GEC NEWS WIRE“Around 2017-10-24 at 08:00:00 UTC, FireEye began to detect and block attempts to infect multiple clients with a drive-by download masquerading as a Flash Update (install_flash_player.exe), hosted on attacker infrastructure 1dnscontrol[.]com. The infection attempts were referred from multiple sites simultaneously, indicating a widespread strategic web compromise campaign. FireEye has observed this malicious JavaScript framework in use since at least February 2017, including its usage on several of the sites from today’s attacks. The framework acts as a “profiler” that gathers information from those viewing the compromised pages – including host and IP address info, browser info, referring site, cookie from referring site. Malicious profilers allow attackers to obtain more information about potential victims before deploying payloads (in this case, the BADRABBIT dropper “flash update”).

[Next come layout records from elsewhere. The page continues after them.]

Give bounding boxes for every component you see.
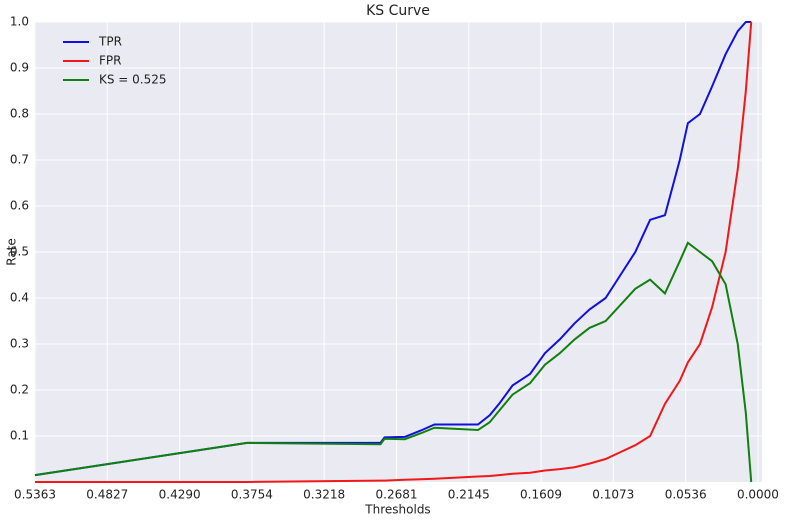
x-tick-label: 0.3218 xyxy=(303,488,345,502)
x-tick-label: 0.1073 xyxy=(592,488,634,502)
y-tick-label: 0.5 xyxy=(10,245,29,259)
x-axis-label: Thresholds xyxy=(364,503,430,517)
y-tick-label: 0.1 xyxy=(10,429,29,443)
y-tick-label: 0.6 xyxy=(10,199,29,213)
series-line xyxy=(34,241,753,483)
y-tick-label: 1.0 xyxy=(10,15,29,29)
y-tick-label: 0.3 xyxy=(10,337,29,351)
legend-label: KS = 0.525 xyxy=(99,73,167,87)
y-tick-label: 0.9 xyxy=(10,61,29,75)
x-tick-label: 0.2681 xyxy=(376,488,418,502)
series-line xyxy=(35,21,753,483)
x-tick-label: 0.4827 xyxy=(86,488,128,502)
series-line xyxy=(34,21,752,477)
x-tick-label: 0.2145 xyxy=(448,488,490,502)
x-tick-label: 0.4290 xyxy=(159,488,201,502)
x-tick-label: 0.0536 xyxy=(665,488,707,502)
x-tick-label: 0.0000 xyxy=(737,488,779,502)
legend-label: TPR xyxy=(98,35,122,49)
y-tick-label: 0.2 xyxy=(10,383,29,397)
x-tick-label: 0.1609 xyxy=(520,488,562,502)
y-tick-label: 0.8 xyxy=(10,107,29,121)
y-tick-label: 0.4 xyxy=(10,291,29,305)
x-tick-label: 0.5363 xyxy=(14,488,56,502)
legend-label: FPR xyxy=(99,54,121,68)
chart-title: KS Curve xyxy=(366,3,430,19)
y-tick-label: 0.7 xyxy=(10,153,29,167)
x-tick-label: 0.3754 xyxy=(231,488,273,502)
y-axis-label: Rate xyxy=(5,238,19,266)
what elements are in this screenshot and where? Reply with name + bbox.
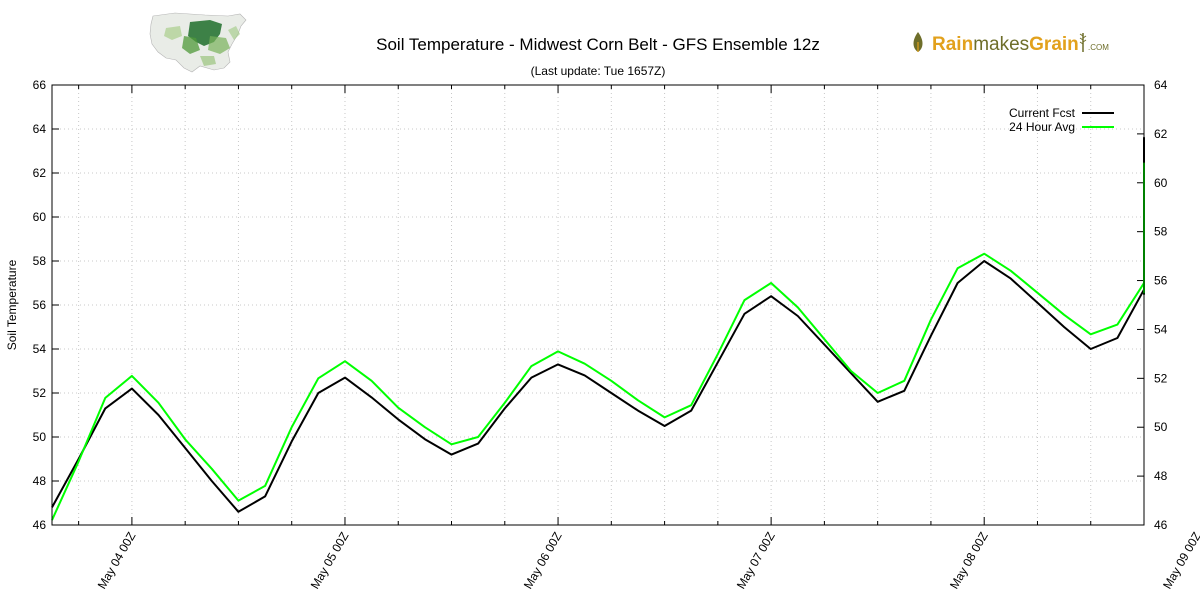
y2-tick-label: 52 [1154,371,1168,385]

“FireEye network devices blocked infection attempts at multiple victims globally until around 2017-10-24 15:00:00 UTC when the infection attempts ceased and attacker infrastructure – both 1dnscontrol[.]com and monitored sites containing the rogue code – were taken offline. The use of strategic web compromises and profilers provide guardrails that allow attackers to select targets carefully and halt operations quickly.
“When we say strategic web compromises, this means an attacker hosts malicious code on an unknowing victim’s website that is then used to infect the true targets. The websites are carefully selected for compromise so that they will have the most direct reach to the ultimate targets with minimal collateral damage. In the case of BADRABBIT, many strategic compromises were Eastern European travel and media websites used to then profile visitors and deliver the payload.”